Insgesamt setzte sich der Trend des Jahres 2012 2012 fort und erreichte rund 1,5% (Abbildung 2). Uns sind keine wesentlichen Änderungen der Richtlinien bekannt, die für die generische Substitution während der analysierten Zeiträume relevant sind. Darüber hinaus wurden Änderungen der Leitlinien für deutsche Apotheker bei der Nutzung des Instruments der pharmazeutischen Konzerne nicht veröffentlicht. Daher kommen wir zu dem Schluss, dass die Veränderungen des Anteils der pharmazeutischen Bedenken für die verschiedenen Arzneimittel, wie in den Online-Anhang Abbildungen a) bis e) dargestellt, hauptsächlich durch Änderungen der Rabattverträge bedingt sind. Die Regelung eines Austausches gegen einen Rabattvertragsartikel zwischen Originalen und bezugnehmenden Importen bei gesetztem Aut-idem-Kreuz ist für alle Kassen gültig. Entsprechende Gesetze in Deutschland erlaubten zunächst die Substitution mit billigeren Medikamenten nur in den Apotheken. Seit 2007 ist es für Apotheken verpflichtend, das vorgeschriebene Produkt durch ein Produkt zu ersetzen, bei dem ein Rabattvertrag zwischen der Krankenkasse und einem Arzneimittelhersteller (Artikel 130a Absatz 8 Sozialgesetzbuch V) ausgehandelt wurde (Gesetz zur Staerkung des Wettbewerbs in der Gesetzlichen Krankenversicherung (GKV-WSG 2007). Rabattverträge werden für jede Art von Arzneimitteln geschlossen, die nicht nur die Substitution eines Originals durch ein Generikum erfordern. Der Vertrag kann verlangen, ein Generikum durch das andere oder sogar ein vorgeschriebenes Generikum gegen ein Originalprodukt umzutauschen. Arzneimittel, die 2013 am häufigsten mit pharmazeutischen Bedenken in Verbindung gebracht wurden. Prozentualer Anteil der vorgeschriebenen Artikel, die gemäß Rabattverträgen ersetzt werden müssen [detaillierte Informationen finden Sie im Online-Anhang Abbildungen a bis e].

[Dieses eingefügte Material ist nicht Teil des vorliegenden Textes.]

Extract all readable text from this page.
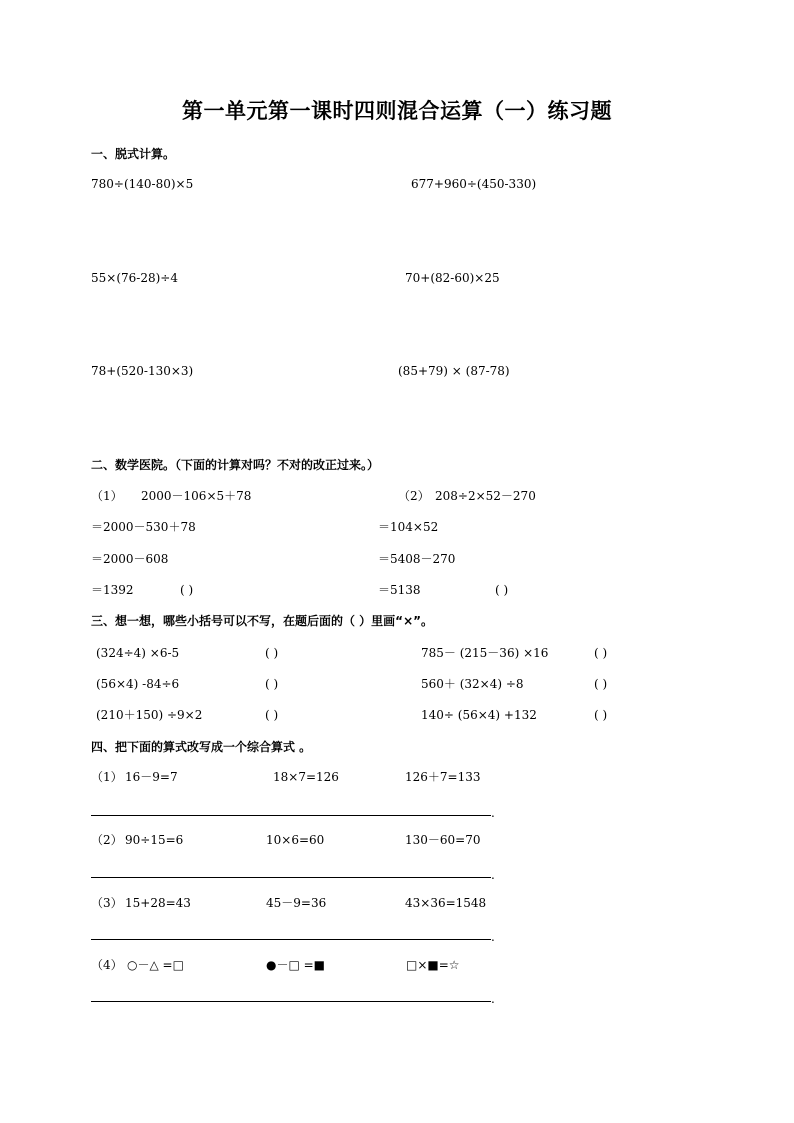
第一单元第一课时四则混合运算（一）练习题
一、脱式计算。
780÷(140-80)×5	677+960÷(450-330)
55×(76-28)÷4	70+(82-60)×25
78+(520-130×3)	(85+79) × (87-78)
二、数学医院。（下面的计算对吗？不对的改正过来。）
（1） 2000－106×5＋78
＝2000－530＋78
＝2000－608
＝1392	( )
（2） 208÷2×52－270
＝104×52
＝5408－270
＝5138	( )
三、想一想，哪些小括号可以不写，在题后面的（ ）里画“×”。
(324÷4) ×6-5	( )	785－ (215－36) ×16	( )
(56×4) -84÷6	( )	560＋ (32×4) ÷8	( )
(210＋150) ÷9×2	( )	140÷ (56×4) +132	( )
四、把下面的算式改写成一个综合算式 。
（1） 16－9=7	18×7=126	126＋7=133
.
（2） 90÷15=6	10×6=60	130－60=70
.
（3） 15+28=43	45－9=36	43×36=1548
.
（4） ○－△ =□	●－□ =■	□×■=☆
.
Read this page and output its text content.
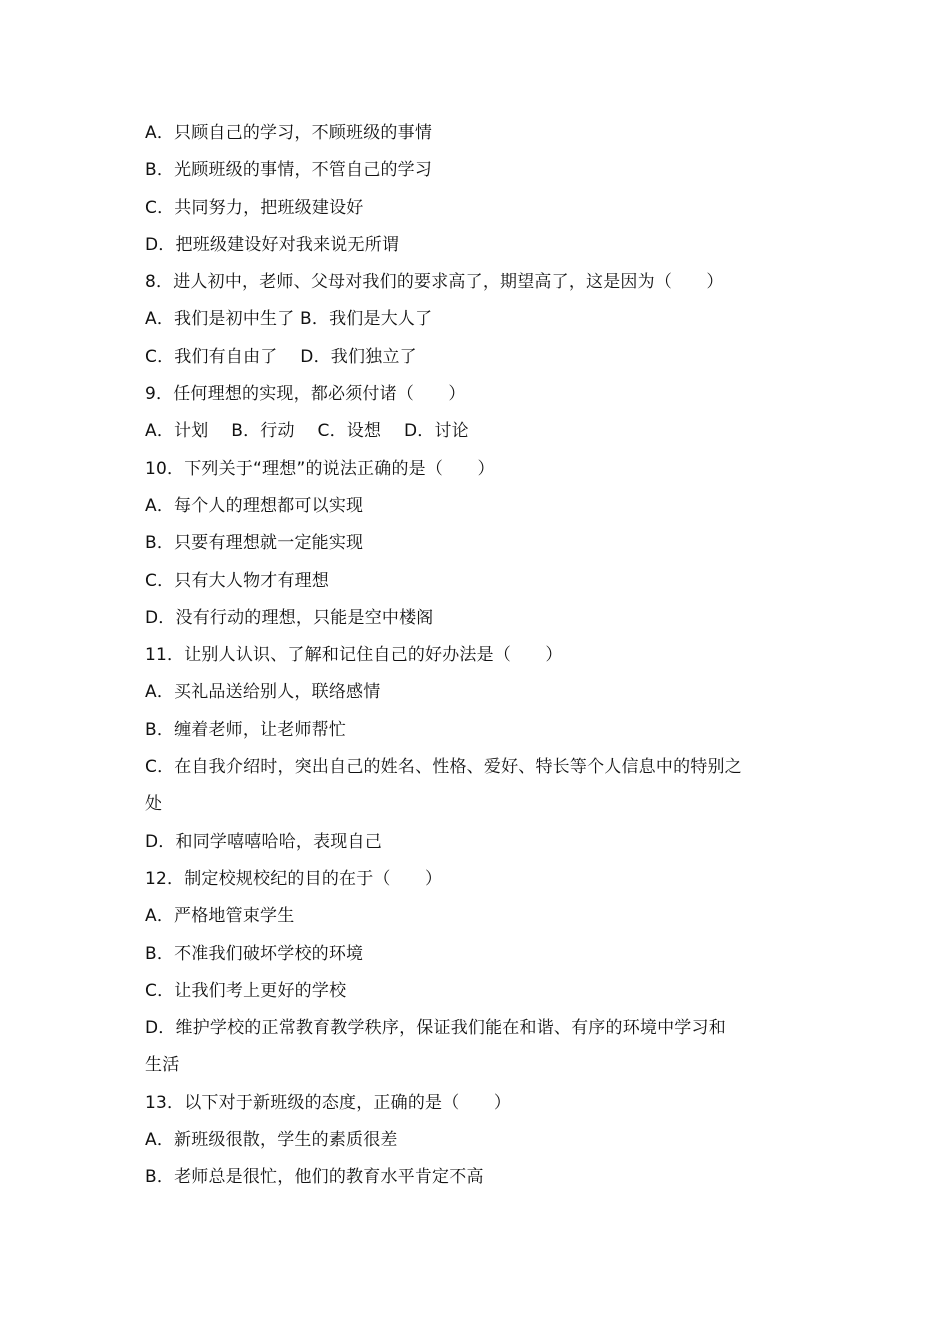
A．只顾自己的学习，不顾班级的事情
B．光顾班级的事情，不管自己的学习
C．共同努力，把班级建设好
D．把班级建设好对我来说无所谓
8．进人初中，老师、父母对我们的要求高了，期望高了，这是因为（　　）
A．我们是初中生了 B．我们是大人了
C．我们有自由了　 D．我们独立了
9．任何理想的实现，都必须付诸（　　）
A．计划　 B．行动　 C．设想　 D．讨论
10．下列关于“理想”的说法正确的是（　　）
A．每个人的理想都可以实现
B．只要有理想就一定能实现
C．只有大人物才有理想
D．没有行动的理想，只能是空中楼阁
11．让别人认识、了解和记住自己的好办法是（　　）
A．买礼品送给别人，联络感情
B．缠着老师，让老师帮忙
C．在自我介绍时，突出自己的姓名、性格、爱好、特长等个人信息中的特别之
处
D．和同学嘻嘻哈哈，表现自己
12．制定校规校纪的目的在于（　　）
A．严格地管束学生
B．不准我们破坏学校的环境
C．让我们考上更好的学校
D．维护学校的正常教育教学秩序，保证我们能在和谐、有序的环境中学习和
生活
13．以下对于新班级的态度，正确的是（　　）
A．新班级很散，学生的素质很差
B．老师总是很忙，他们的教育水平肯定不高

Lösung: Gemäß IAS 18 Revenue wäre der Erstverkauf als Debiteinzug in Höhe von 1.500 USD als Gutschrift se30 verbucht worden. Wenn der Debitor innerhalb der 14-tägigen Abrechnungsperiode zahlt, wäre der Buchhaltungseintrag Debit Cash 1.425 Debitrabatte Erlaubt 75 USD Kreditforderungen 1.500 USD. Wenn der Kunde aquitiert die 14-Tage-Frist, A Ltd würde die Quittung als Debit Cash 1.500 Kreditforderungen 1.500 US-Dollar erfassen. Enthält ein Vertrag Elemente variabler Gegenleistung, so sollte das Unternehmen den Betrag der variablen Gegenleistung schätzen, auf den es im Rahmen des Vertrags Anspruch hat.